Nonostante l’intento del Regno Unito di uscire dall’Unione Europea, la regione dell’ASEAN rimarrà sempre un’area interessante per gli investimenti e la produzione. Molte economie di questa regione stanno negoziando accordi commerciali con l’UE ed hanno sperimentato un periodo economicamente fiorente grazie alla già menzionata volatilità delle valute. Nonostante ciò, è bene che le società attive nella regione comprendano il loro grado di esposizione ai rischi connessi con la “Brexit” e che si adoperino per ridurre gli eventuali rischi connessi.

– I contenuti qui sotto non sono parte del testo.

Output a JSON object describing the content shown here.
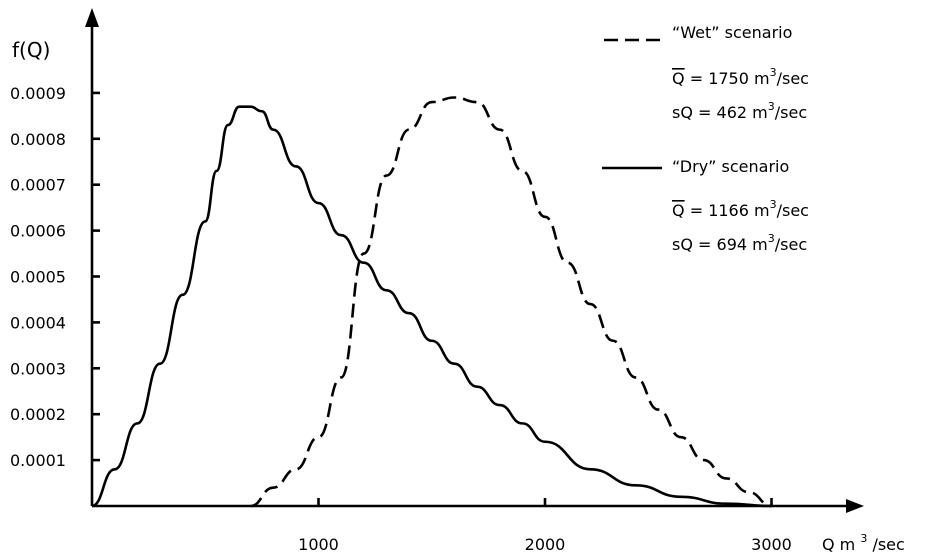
{
  "chart_data": {
    "type": "line",
    "title": "",
    "ylabel": "f(Q)",
    "xlabel": "Q m³/sec",
    "xlabel_parts": {
      "main": "Q m",
      "sup": "3",
      "suffix": "/sec"
    },
    "xlim": [
      0,
      3200
    ],
    "ylim": [
      0,
      0.00105
    ],
    "x_ticks": [
      1000,
      2000,
      3000
    ],
    "x_tick_labels": [
      "1000",
      "2000",
      "3000"
    ],
    "y_ticks": [
      0.0001,
      0.0002,
      0.0003,
      0.0004,
      0.0005,
      0.0006,
      0.0007,
      0.0008,
      0.0009
    ],
    "y_tick_labels": [
      "0.0001",
      "0.0002",
      "0.0003",
      "0.0004",
      "0.0005",
      "0.0006",
      "0.0007",
      "0.0008",
      "0.0009"
    ],
    "grid": false,
    "legend_position": "top-right",
    "series": [
      {
        "name": "“Wet” scenario",
        "style": "dashed",
        "mean_text": "Q̅ = 1750 m³/sec",
        "mean_label": "Q",
        "mean_value": "1750",
        "sd_label": "sQ",
        "sd_value": "462",
        "unit_main": "m",
        "unit_sup": "3",
        "unit_suffix": "/sec",
        "x": [
          700,
          800,
          900,
          1000,
          1100,
          1200,
          1300,
          1400,
          1500,
          1600,
          1700,
          1800,
          1900,
          2000,
          2100,
          2200,
          2300,
          2400,
          2500,
          2600,
          2700,
          2800,
          2900,
          3000
        ],
        "y": [
          0.0,
          4e-05,
          8e-05,
          0.00015,
          0.00028,
          0.00055,
          0.00072,
          0.00082,
          0.00088,
          0.00089,
          0.00088,
          0.00082,
          0.00073,
          0.00063,
          0.00053,
          0.00044,
          0.00036,
          0.00028,
          0.00021,
          0.00015,
          0.0001,
          6e-05,
          3e-05,
          0.0
        ]
      },
      {
        "name": "“Dry” scenario",
        "style": "solid",
        "mean_text": "Q̅ = 1166 m³/sec",
        "mean_label": "Q",
        "mean_value": "1166",
        "sd_label": "sQ",
        "sd_value": "694",
        "unit_main": "m",
        "unit_sup": "3",
        "unit_suffix": "/sec",
        "x": [
          0,
          100,
          200,
          300,
          400,
          500,
          550,
          600,
          650,
          700,
          750,
          800,
          900,
          1000,
          1100,
          1200,
          1300,
          1400,
          1500,
          1600,
          1700,
          1800,
          1900,
          2000,
          2200,
          2400,
          2600,
          2800,
          3000
        ],
        "y": [
          0.0,
          8e-05,
          0.00018,
          0.00031,
          0.00046,
          0.00062,
          0.00073,
          0.00083,
          0.00087,
          0.00087,
          0.00086,
          0.00082,
          0.00074,
          0.00066,
          0.00059,
          0.00053,
          0.00047,
          0.00042,
          0.00036,
          0.00031,
          0.00026,
          0.00022,
          0.00018,
          0.00014,
          8e-05,
          4.5e-05,
          2e-05,
          5e-06,
          0.0
        ]
      }
    ]
  }
}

Nel breve termine, si consiglia alle società che dispongono di numerosi clienti europei (che siano britannici o dell’Europa continentale) di prestare estrema attenzione alla volatilità dei tassi di cambio e di valutare la possibilità di sottoscrivere contratti di opzione che mitighino la propria posizione all’interno del mercato ASEAN.

Nel medio termine, poi, sarà importante che le società monitorino i progressi negli accordi commerciali tra UE e stati membri dell’ASEAN. Prevedere quando e in quale specifico ambito si andranno a verificare ritardi nelle negoziazioni consentirà, infatti, di effettuare investimenti ed una pianificazione operativa efficaci.